One of my favorite quotes about leadership is from Nissan and Renault CEO Carlos Ghosn. When asked what distinguishes a great leader from the good ones, Ghosn replied simply: “A good leader brings results. A great leader writes a new story.”
As one who has spent the past two decades studying the impact of story on leaders and groups, I agree wholeheartedly with Ghosn’s premise, and I even like to take it a bit further. To me, the most effective leaders co-create stories of collective identity with their followers, stories that inspire the team and infuse its work with meaning.
So, let’s go back and use the lens of organizational storytelling on our theme of the past several weeks. How did Captain Abrashoff co-write a narrative of identity with the crew of the Benfold, and how might we apply the lessons of this example to other contexts?
When tales of collective identity work well—that is, when a group shares and believes the same stories, and finds meaning in them—these stories become a powerful glue that bind a group together. I refer to this type of narrative as a “federation story”, which often provides the foundation for extraordinary team performance. Among the most generic forms of the federation story are narratives that speak to “why we are different” from others who perform similar activities.
In the case of the Benfold, Abrashoff created with his co-workers a tale of possibility, of doing things differently than the others in their “industry”. If the usual management of a naval vessel was about command and control, this ship would be characterized by a flatter hierarchy, by shared vision, cohesion, and collaboration.
Imposed versus self-imposed discipline: Together, captain and crew would redefine what it means to run a “tight ship”. If the standard procedure was to achieve objectives because people respected the well-established rules and obeyed their superior’s orders, the Benfold would take another approach. They would achieve a level of excellence because all the members shared a purpose. In the end, imposed discipline was replaced by self-discipline; combat-readiness appraisals reached record levels when the crew itself came to believe that what they were doing was of the utmost importance.
As Abrashoff described it, they would redefine together the concept of “chain of command”. On the Benfold, high performance became the boss, and everyone on the ship would share in the quest to improve performance. This meant that people should not tell the captain, or anyone in the command chain, what they wanted to hear. Instead, they should all serve the goal of excellence, treat each other with candor, and tell their captain the truth about what’s going on in the ship.

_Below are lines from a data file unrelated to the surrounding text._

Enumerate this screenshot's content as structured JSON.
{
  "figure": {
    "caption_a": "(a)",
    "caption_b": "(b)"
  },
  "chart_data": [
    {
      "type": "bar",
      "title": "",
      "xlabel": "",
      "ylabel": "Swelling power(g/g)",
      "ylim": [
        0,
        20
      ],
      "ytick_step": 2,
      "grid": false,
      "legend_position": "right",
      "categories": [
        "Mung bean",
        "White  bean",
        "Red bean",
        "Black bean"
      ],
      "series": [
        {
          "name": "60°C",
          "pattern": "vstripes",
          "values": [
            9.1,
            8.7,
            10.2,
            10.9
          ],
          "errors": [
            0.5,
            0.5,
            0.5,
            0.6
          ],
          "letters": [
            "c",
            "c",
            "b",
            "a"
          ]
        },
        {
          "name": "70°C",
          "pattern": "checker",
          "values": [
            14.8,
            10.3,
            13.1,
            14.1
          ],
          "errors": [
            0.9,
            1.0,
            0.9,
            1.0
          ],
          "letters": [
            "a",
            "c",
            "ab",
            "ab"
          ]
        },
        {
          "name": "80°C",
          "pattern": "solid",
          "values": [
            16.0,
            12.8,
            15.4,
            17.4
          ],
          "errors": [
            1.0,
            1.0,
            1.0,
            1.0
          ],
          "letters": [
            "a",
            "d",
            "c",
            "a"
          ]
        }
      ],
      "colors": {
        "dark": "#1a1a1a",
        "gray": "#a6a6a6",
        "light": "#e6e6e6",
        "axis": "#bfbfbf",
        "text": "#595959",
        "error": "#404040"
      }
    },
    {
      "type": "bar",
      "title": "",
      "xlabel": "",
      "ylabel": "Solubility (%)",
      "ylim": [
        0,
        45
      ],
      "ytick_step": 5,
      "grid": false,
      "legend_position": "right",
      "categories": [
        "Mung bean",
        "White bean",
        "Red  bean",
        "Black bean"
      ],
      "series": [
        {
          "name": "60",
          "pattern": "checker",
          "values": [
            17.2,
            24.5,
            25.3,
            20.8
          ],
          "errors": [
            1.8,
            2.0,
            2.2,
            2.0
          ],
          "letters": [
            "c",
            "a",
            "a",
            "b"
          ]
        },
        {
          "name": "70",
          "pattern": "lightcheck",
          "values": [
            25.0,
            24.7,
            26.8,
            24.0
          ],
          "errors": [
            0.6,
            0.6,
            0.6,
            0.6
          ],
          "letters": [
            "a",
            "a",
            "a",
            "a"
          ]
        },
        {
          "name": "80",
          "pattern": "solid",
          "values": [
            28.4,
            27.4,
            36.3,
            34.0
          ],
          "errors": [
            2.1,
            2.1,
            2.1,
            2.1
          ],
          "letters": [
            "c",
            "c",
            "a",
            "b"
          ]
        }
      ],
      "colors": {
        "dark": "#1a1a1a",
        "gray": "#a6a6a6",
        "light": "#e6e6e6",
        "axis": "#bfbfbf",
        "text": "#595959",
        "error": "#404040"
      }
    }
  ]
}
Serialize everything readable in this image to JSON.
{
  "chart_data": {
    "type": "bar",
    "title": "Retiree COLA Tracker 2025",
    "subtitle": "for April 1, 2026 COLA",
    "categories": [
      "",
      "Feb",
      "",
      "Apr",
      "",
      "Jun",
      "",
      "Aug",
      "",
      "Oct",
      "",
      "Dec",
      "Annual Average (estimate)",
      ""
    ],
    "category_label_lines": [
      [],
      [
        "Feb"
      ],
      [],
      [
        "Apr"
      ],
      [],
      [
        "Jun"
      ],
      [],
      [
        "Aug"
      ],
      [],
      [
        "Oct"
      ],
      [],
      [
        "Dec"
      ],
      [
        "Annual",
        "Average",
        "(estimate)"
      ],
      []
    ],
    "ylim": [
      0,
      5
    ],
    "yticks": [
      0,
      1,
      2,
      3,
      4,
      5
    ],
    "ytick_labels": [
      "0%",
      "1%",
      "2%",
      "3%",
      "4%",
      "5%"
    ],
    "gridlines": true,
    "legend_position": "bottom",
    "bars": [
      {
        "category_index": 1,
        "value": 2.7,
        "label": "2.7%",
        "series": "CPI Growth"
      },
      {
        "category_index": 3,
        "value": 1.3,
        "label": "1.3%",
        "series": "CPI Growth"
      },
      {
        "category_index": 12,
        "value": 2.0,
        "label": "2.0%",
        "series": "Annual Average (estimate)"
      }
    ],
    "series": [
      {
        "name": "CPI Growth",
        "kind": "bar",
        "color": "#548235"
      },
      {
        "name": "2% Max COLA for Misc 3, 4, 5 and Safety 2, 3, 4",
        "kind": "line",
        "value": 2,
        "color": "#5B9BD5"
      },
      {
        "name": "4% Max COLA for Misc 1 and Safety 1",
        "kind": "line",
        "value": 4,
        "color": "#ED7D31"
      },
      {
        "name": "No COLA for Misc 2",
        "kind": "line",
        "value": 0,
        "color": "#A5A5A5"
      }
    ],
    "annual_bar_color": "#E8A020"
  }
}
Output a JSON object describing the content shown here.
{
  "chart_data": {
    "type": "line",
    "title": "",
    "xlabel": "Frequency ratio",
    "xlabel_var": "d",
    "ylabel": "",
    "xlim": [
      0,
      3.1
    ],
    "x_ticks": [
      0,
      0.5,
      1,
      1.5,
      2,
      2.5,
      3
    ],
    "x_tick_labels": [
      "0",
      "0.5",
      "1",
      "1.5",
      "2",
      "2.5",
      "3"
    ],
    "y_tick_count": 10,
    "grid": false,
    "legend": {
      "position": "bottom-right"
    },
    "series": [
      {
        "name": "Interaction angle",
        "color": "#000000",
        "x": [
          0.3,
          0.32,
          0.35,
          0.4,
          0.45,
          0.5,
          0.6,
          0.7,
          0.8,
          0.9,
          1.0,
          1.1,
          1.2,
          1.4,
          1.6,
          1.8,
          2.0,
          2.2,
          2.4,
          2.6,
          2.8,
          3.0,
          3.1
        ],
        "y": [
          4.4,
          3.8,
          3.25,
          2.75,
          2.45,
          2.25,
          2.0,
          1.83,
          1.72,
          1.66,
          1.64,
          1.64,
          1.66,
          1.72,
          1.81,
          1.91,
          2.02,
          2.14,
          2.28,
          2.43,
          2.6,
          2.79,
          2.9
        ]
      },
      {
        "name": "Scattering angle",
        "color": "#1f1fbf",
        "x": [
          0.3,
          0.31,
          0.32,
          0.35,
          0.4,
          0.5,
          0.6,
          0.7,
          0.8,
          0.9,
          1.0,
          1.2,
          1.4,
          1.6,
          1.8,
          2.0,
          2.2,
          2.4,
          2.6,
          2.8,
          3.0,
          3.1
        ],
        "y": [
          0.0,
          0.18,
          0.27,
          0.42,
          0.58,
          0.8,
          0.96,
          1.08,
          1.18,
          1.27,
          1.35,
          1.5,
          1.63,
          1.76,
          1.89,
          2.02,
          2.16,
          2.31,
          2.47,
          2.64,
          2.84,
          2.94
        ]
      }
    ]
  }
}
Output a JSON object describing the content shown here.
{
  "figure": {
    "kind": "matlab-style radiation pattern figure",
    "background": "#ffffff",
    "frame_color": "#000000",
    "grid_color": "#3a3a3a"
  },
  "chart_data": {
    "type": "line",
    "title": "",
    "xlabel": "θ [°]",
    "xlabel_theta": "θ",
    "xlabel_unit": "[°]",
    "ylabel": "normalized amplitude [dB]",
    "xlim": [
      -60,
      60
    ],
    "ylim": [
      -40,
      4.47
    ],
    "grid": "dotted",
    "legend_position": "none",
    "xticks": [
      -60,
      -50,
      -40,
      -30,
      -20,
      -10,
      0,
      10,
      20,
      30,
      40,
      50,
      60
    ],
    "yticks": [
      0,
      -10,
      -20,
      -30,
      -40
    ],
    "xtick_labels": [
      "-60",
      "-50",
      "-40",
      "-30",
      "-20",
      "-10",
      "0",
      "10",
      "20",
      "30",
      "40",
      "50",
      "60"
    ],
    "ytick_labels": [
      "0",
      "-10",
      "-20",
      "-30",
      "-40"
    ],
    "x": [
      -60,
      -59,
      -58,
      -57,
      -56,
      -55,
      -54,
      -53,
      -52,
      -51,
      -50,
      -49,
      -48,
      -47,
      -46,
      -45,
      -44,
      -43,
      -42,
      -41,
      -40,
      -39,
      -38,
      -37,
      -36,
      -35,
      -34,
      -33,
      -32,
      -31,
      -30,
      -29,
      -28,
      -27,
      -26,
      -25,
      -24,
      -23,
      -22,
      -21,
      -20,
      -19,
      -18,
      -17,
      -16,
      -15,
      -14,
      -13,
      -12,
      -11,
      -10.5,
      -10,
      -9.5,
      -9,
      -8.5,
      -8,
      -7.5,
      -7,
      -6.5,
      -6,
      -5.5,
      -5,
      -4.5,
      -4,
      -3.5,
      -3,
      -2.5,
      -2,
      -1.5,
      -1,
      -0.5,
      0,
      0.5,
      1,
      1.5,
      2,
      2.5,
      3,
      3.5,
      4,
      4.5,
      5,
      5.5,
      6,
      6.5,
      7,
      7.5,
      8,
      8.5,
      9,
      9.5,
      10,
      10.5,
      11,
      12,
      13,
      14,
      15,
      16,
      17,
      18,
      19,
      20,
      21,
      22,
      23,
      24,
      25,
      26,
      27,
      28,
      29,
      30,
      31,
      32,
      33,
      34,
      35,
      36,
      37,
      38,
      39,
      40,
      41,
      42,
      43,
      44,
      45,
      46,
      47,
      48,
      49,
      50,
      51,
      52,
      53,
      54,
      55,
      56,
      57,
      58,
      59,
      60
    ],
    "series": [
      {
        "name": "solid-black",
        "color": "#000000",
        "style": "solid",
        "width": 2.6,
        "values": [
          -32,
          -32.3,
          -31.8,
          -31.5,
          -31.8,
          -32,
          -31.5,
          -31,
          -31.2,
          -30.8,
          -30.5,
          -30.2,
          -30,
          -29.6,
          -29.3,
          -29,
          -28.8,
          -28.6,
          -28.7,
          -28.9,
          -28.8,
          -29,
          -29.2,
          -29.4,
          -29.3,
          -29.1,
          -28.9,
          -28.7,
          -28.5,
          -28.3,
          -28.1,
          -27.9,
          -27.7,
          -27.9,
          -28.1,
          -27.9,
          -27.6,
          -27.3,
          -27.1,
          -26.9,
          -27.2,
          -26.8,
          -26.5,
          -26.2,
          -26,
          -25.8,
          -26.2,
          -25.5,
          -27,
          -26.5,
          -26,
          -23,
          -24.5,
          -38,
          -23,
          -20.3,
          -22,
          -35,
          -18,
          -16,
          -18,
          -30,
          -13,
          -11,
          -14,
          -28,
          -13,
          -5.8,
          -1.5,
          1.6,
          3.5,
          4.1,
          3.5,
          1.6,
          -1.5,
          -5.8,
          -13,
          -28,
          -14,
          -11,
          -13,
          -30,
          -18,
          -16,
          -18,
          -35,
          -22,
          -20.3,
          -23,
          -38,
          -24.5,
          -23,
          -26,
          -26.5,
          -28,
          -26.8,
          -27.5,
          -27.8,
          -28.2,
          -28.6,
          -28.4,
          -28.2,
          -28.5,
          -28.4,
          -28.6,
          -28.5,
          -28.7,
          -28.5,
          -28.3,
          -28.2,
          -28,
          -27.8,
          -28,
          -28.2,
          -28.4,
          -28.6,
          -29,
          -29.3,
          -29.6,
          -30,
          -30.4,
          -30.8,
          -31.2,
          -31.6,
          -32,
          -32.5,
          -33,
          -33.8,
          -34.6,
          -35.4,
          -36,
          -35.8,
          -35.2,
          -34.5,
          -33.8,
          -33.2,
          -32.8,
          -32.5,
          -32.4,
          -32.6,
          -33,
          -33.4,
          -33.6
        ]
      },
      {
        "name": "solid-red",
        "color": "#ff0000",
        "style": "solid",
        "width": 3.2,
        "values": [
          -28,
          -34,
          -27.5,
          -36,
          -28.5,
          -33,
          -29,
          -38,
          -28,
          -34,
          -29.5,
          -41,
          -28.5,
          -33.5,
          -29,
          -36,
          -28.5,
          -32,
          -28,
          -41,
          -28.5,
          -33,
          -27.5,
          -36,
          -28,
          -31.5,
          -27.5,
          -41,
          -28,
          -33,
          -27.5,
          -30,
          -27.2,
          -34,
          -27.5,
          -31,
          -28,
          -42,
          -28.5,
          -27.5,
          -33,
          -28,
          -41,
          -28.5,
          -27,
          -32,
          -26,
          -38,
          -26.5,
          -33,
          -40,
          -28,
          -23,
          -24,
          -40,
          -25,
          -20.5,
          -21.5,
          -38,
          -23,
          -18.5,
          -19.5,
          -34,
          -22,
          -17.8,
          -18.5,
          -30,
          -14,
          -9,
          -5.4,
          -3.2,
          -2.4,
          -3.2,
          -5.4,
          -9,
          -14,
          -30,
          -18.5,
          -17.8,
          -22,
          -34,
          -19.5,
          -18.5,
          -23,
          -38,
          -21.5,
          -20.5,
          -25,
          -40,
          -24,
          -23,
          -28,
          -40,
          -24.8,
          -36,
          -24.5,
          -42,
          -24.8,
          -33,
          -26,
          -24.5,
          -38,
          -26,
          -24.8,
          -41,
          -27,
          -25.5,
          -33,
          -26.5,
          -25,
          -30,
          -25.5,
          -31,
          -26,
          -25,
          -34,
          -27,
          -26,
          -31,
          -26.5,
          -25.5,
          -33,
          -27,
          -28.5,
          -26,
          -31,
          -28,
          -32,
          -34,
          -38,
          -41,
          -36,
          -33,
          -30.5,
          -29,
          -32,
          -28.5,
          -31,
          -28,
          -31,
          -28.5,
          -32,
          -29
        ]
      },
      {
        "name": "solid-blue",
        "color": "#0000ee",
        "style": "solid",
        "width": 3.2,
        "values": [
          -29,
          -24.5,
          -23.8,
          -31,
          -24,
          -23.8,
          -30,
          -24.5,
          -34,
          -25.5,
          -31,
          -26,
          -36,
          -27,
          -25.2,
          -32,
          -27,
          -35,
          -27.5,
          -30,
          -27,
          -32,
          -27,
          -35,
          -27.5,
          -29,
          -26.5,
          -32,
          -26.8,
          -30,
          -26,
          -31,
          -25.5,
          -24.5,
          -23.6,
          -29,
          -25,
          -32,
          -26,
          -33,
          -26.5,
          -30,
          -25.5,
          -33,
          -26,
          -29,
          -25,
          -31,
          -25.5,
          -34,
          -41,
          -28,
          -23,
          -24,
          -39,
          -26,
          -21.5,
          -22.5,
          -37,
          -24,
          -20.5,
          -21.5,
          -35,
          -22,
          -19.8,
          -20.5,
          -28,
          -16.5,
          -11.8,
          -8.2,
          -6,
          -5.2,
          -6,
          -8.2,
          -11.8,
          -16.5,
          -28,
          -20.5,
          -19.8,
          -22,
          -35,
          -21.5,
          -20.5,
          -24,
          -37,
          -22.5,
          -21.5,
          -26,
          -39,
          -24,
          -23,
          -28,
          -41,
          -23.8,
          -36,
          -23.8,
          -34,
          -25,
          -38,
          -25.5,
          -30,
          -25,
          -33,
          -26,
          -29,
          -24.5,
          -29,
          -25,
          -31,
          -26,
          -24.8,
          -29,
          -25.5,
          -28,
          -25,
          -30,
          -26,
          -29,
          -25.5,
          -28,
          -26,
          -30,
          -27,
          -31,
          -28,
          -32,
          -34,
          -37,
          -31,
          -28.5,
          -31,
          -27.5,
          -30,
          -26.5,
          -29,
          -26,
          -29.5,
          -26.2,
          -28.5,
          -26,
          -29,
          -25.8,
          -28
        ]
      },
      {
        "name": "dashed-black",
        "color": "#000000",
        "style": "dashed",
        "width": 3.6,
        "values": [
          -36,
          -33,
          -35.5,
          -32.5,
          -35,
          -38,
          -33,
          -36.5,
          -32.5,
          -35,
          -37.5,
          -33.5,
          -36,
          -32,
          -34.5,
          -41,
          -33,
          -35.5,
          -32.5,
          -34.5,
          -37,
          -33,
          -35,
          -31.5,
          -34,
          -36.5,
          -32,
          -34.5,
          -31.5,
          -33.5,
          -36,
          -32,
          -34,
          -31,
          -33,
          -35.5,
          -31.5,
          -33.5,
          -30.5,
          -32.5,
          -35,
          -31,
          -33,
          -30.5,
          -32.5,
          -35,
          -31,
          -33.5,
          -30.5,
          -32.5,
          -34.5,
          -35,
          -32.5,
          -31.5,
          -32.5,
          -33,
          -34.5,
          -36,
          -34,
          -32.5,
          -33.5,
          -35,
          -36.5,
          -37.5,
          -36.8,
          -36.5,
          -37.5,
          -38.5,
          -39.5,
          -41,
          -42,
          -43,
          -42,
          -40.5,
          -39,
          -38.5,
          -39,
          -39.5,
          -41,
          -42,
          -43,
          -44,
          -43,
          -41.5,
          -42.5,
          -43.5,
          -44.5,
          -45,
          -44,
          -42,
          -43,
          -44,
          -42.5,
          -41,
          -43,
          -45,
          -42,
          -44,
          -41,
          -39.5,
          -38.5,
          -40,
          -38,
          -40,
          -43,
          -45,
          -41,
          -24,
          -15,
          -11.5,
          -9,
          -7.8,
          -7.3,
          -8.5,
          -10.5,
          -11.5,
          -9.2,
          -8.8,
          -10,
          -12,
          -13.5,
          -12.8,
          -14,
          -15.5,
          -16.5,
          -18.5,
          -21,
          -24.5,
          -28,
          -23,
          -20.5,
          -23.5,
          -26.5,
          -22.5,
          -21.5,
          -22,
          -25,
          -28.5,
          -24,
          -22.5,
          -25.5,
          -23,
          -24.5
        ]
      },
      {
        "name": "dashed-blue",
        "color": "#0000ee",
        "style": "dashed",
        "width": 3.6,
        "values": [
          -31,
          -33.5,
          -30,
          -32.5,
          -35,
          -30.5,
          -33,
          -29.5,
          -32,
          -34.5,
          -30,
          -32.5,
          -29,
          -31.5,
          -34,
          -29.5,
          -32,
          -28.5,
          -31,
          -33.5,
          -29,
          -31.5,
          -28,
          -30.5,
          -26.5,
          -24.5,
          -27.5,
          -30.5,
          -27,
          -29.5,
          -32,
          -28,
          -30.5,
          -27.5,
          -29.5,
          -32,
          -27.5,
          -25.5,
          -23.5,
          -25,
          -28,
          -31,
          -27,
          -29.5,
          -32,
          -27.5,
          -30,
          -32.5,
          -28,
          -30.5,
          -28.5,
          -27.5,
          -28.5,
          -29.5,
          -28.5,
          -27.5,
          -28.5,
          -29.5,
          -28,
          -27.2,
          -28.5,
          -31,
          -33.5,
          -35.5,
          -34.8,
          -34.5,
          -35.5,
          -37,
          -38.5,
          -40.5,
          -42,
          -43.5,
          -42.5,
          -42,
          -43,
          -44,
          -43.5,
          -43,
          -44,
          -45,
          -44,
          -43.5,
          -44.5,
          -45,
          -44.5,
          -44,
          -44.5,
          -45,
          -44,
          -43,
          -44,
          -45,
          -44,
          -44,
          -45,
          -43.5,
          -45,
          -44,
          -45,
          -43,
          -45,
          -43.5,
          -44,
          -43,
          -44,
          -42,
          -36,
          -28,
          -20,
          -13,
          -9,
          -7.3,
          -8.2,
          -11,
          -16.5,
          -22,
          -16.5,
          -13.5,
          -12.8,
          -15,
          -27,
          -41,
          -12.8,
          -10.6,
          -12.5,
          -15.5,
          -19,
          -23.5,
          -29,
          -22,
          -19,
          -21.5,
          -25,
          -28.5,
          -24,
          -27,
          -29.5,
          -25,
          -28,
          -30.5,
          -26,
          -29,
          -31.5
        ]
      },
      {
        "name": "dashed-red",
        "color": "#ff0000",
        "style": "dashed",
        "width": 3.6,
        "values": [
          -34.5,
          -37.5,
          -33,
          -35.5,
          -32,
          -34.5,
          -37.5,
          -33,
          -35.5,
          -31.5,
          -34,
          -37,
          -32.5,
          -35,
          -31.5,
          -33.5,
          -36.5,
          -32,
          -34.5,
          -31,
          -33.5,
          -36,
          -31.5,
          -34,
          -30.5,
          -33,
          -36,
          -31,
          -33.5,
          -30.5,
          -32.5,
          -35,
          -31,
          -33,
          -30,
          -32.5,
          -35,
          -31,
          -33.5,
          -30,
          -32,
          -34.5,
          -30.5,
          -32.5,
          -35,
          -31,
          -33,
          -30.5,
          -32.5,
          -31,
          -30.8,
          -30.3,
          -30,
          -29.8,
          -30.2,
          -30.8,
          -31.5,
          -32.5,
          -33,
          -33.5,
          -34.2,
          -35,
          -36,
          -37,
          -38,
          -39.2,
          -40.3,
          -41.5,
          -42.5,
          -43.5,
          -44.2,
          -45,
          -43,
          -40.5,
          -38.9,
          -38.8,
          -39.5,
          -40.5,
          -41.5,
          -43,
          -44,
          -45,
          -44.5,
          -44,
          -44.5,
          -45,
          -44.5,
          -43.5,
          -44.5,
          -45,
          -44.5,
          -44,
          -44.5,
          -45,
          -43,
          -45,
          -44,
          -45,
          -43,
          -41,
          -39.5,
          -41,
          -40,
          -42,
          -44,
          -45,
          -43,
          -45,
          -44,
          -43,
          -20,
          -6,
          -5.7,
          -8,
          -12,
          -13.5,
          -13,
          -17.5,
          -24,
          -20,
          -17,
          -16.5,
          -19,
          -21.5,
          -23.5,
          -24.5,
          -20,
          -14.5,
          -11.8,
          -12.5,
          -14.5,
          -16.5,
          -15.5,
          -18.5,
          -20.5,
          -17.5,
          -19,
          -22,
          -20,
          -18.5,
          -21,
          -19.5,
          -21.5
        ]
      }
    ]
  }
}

As the group started to take pride in the joint initiative to achieve superior command readiness, sailors came to take responsibility for improving performance every day. Rather than wait for an official inspection or an order from above, they engaged in an ongoing conversation about how they could do things better.
As such, the crew and captain of the Benfold wrote a new story of identity for their ship. They were not merely a collection of individuals doing their jobs; they were a team on a mission. Theirs was a true story of difference. Not only would they achieve their goal of excellence in military readiness; they would do it in novel and nontraditional ways.
This distinction is indeed the critical one. In any type of organization, when people can see themselves in a new story, as part of a bigger and more meaningful picture, as contributors to a group that does things differently and with a larger purpose, their behavior changes. They willingly do the things they need to do every day, not because the boss requires it, but because they feel part of a worthwhile project.
In any group of which we are a part, this should be our overriding goal—to write collective stories of purpose and meaning that engage group members in a mission that goes beyond their daily routine.